Mars 68. "La France s'ennuie", note Pierre Viansson-Ponté (1920-1979), alors journaliste au Monde. Elle ne va pas s'ennuyer longtemps. Le 22 mars le campus de Nanterre est occupé par un groupe de 142 étudiants emmenés par Daniel Cohn-Bendit. On connaît la suite. Presque un demi-siècle nous sépare désormais des tumultes de mai 68, ces semaines qui ont divisé la France. Un aspect méconnu de la vie de René Rémond pourrait cependant réconcilier les uns et les autres sur le sujet. Dans "René Rémond et Nanterre - Les enfantements De 68" (éd. Le Bord de l'eau), Charles Mercier montre comment René Rémond s'est engagé aux côtés des étudiants réformistes, pour transformer l'université. Un ouvrage remarquable par sa précision et sa richesse.

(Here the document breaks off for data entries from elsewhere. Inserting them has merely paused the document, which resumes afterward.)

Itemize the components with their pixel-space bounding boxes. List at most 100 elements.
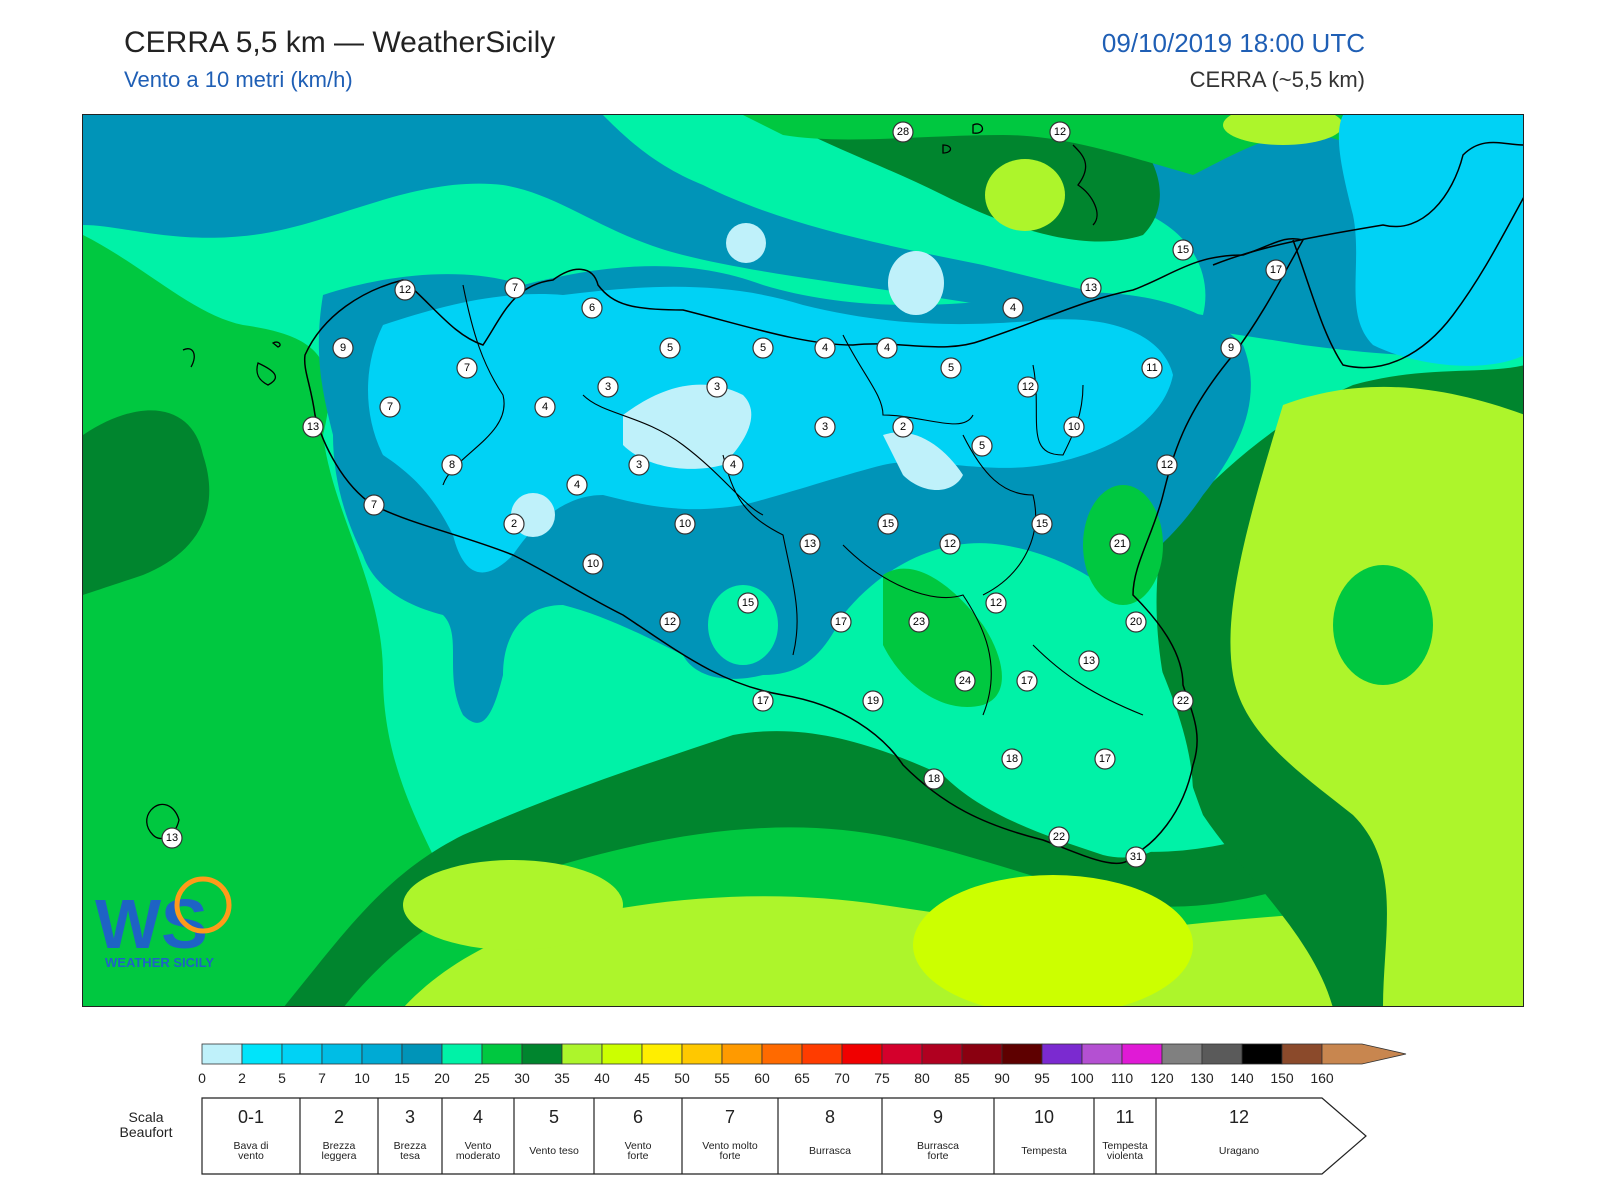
colorbar-segment <box>1161 1043 1203 1065</box>
colorbar-segment <box>1321 1043 1407 1065</box>
wind-label-value: 4 <box>542 401 548 413</box>
land-lightblue-b <box>883 432 963 490</box>
wind-colorbar <box>201 1043 1407 1065</box>
wind-label-marker <box>877 513 899 535</box>
wind-label-value: 13 <box>166 832 178 844</box>
wind-label-marker <box>1016 670 1038 692</box>
colorbar-tick-labels: 0 2 5 7 10 15 20 25 30 35 40 45 50 55 60 65 70 75 80 85 90 95… <box>198 1070 1334 1086</box>
beaufort-description: Tempesta <box>1021 1145 1067 1157</box>
beaufort-number: 4 <box>473 1107 483 1127</box>
wind-label: 5 <box>659 337 681 359</box>
wind-label-value: 4 <box>1010 302 1016 314</box>
wind-label: 17 <box>1265 259 1287 281</box>
wind-label-marker <box>737 592 759 614</box>
wind-label-marker <box>597 376 619 398</box>
wind-label-value: 18 <box>1006 753 1018 765</box>
colorbar-tick-label: 35 <box>554 1070 570 1086</box>
wind-label-marker <box>971 435 993 457</box>
wind-label: 10 <box>674 513 696 535</box>
colorbar-segment <box>321 1043 363 1065</box>
wind-label-value: 13 <box>307 421 319 433</box>
wind-label-value: 2 <box>900 421 906 433</box>
wind-label-value: 3 <box>636 459 642 471</box>
colorbar-tick-label: 85 <box>954 1070 970 1086</box>
colorbar-tick-label: 10 <box>354 1070 370 1086</box>
colorbar-tick-label: 55 <box>714 1070 730 1086</box>
southeast-green-blob <box>883 568 1002 707</box>
wind-label-marker <box>628 454 650 476</box>
egadi-islands <box>182 341 281 386</box>
beaufort-description: leggera <box>321 1150 356 1162</box>
wind-label-value: 12 <box>944 538 956 550</box>
wind-label-value: 15 <box>742 597 754 609</box>
beaufort-description: Tempesta <box>1102 1140 1148 1152</box>
wind-label-marker <box>581 297 603 319</box>
wind-label-marker <box>1172 239 1194 261</box>
wind-label: 21 <box>1109 533 1131 555</box>
wind-label-value: 17 <box>757 695 769 707</box>
wind-label: 9 <box>332 337 354 359</box>
wind-label-value: 3 <box>822 421 828 433</box>
wind-label-marker <box>1172 690 1194 712</box>
wind-label-marker <box>799 533 821 555</box>
wind-label-value: 12 <box>1054 126 1066 138</box>
wind-label-value: 12 <box>1022 381 1034 393</box>
colorbar-tick-label: 100 <box>1070 1070 1094 1086</box>
wind-label-value: 7 <box>464 362 470 374</box>
land-cyan-area <box>368 286 1173 573</box>
wind-label: 10 <box>1063 416 1085 438</box>
beaufort-cell: 10 Tempesta <box>1021 1107 1067 1157</box>
wind-label: 12 <box>394 279 416 301</box>
wind-label-value: 12 <box>1161 459 1173 471</box>
wind-label-value: 18 <box>928 773 940 785</box>
colorbar-tick-label: 160 <box>1310 1070 1334 1086</box>
colorbar-segment <box>521 1043 563 1065</box>
colorbar-tick-label: 0 <box>198 1070 206 1086</box>
wind-map: 28 12 15 17 12 7 6 13 4 9 5 5 4 4 5 9 7 11 3 3 12 7 4 13 3 2 10 5 8 3… <box>82 114 1524 1007</box>
wind-label-marker <box>659 337 681 359</box>
wind-label-value: 3 <box>605 381 611 393</box>
wind-label-marker <box>908 611 930 633</box>
colorbar-segment <box>681 1043 723 1065</box>
wind-label: 12 <box>985 592 1007 614</box>
wind-label-value: 9 <box>340 342 346 354</box>
wind-label: 19 <box>862 690 884 712</box>
beaufort-number: 2 <box>334 1107 344 1127</box>
wind-label: 9 <box>1220 337 1242 359</box>
beaufort-description: Vento molto <box>702 1140 758 1152</box>
wind-label-value: 9 <box>1228 342 1234 354</box>
beaufort-description: Burrasca <box>809 1145 851 1157</box>
beaufort-description: forte <box>927 1150 948 1162</box>
beaufort-number: 11 <box>1116 1107 1135 1127</box>
beaufort-description: Vento <box>625 1140 652 1152</box>
wind-label: 18 <box>1001 748 1023 770</box>
beaufort-number: 5 <box>549 1107 559 1127</box>
colorbar-segment <box>1041 1043 1083 1065</box>
wind-label-value: 13 <box>804 538 816 550</box>
wind-label: 18 <box>923 768 945 790</box>
beaufort-description: Vento <box>465 1140 492 1152</box>
colorbar-segment <box>601 1043 643 1065</box>
wind-label: 12 <box>1049 121 1071 143</box>
sicily-coastline <box>303 237 1305 865</box>
wind-label-marker <box>534 396 556 418</box>
beaufort-number: 6 <box>633 1107 643 1127</box>
wind-label-marker <box>441 454 463 476</box>
wind-label: 15 <box>1172 239 1194 261</box>
wind-label-marker <box>940 357 962 379</box>
wind-label: 20 <box>1125 611 1147 633</box>
beaufort-frame <box>201 1097 1367 1175</box>
wind-label: 5 <box>752 337 774 359</box>
wind-label-value: 22 <box>1177 695 1189 707</box>
wind-label: 13 <box>1080 277 1102 299</box>
land-aqua-west <box>708 585 778 665</box>
calabria-coast <box>1212 141 1523 369</box>
wind-label: 15 <box>1031 513 1053 535</box>
beaufort-cell: 8 Burrasca <box>809 1107 851 1157</box>
page-subtitle: Vento a 10 metri (km/h) <box>124 67 353 92</box>
colorbar-segment <box>281 1043 323 1065</box>
north-aqua-band <box>603 115 1206 315</box>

Quand éclatent les événements de mai 68, René Rémond (1918-2007) est professeur à la faculté de Nanterre. Il est l'un des grands historiens et intellectuels de l'époque, reconnu pour son essai "La Droite en France de 1815 à nos jours" (1954), qui a touché un large public. "Il représente un peu la figure de l'universitaire chrétien qui essaie de faire entendre une vision chrétienne du monde dans le débat public et de faire dialoguer la pensée chrétienne avec la pensée contemporaine de son temps."
Dans son ouvrage, Charles Mercier croise deux parcours. Celui d'un historien embématique et celui d'une université non moins emblématique. D'un côté "Nanterre la rouge", "Nanterre l'enragée", de l'autre, René Rémond, l'intellectuel modéré, chrétien... Bref le contraire du soixante-huitard. "René Rémond dans ses écrits, explique Charles Mercier, avait déclaré de façon provocante: 'Je suis moi aussi à ma façon un enfant de 68'."
Nanterre occupe une place particulière dans les archives de l'historien. Charles Mercier explique que "René Rémond faisait partie de ces universitaires réformistes investis dans la reconstruction de l'université, en coopération d'ailleurs avec une partie des étudiants moteurs de mai 68, que l'on pourrait appeler les gauchistes participationnistes", ceux qui avaient fait le choix quitter la rue pour essayer de reconstruire l'université sur de nouvelles bases.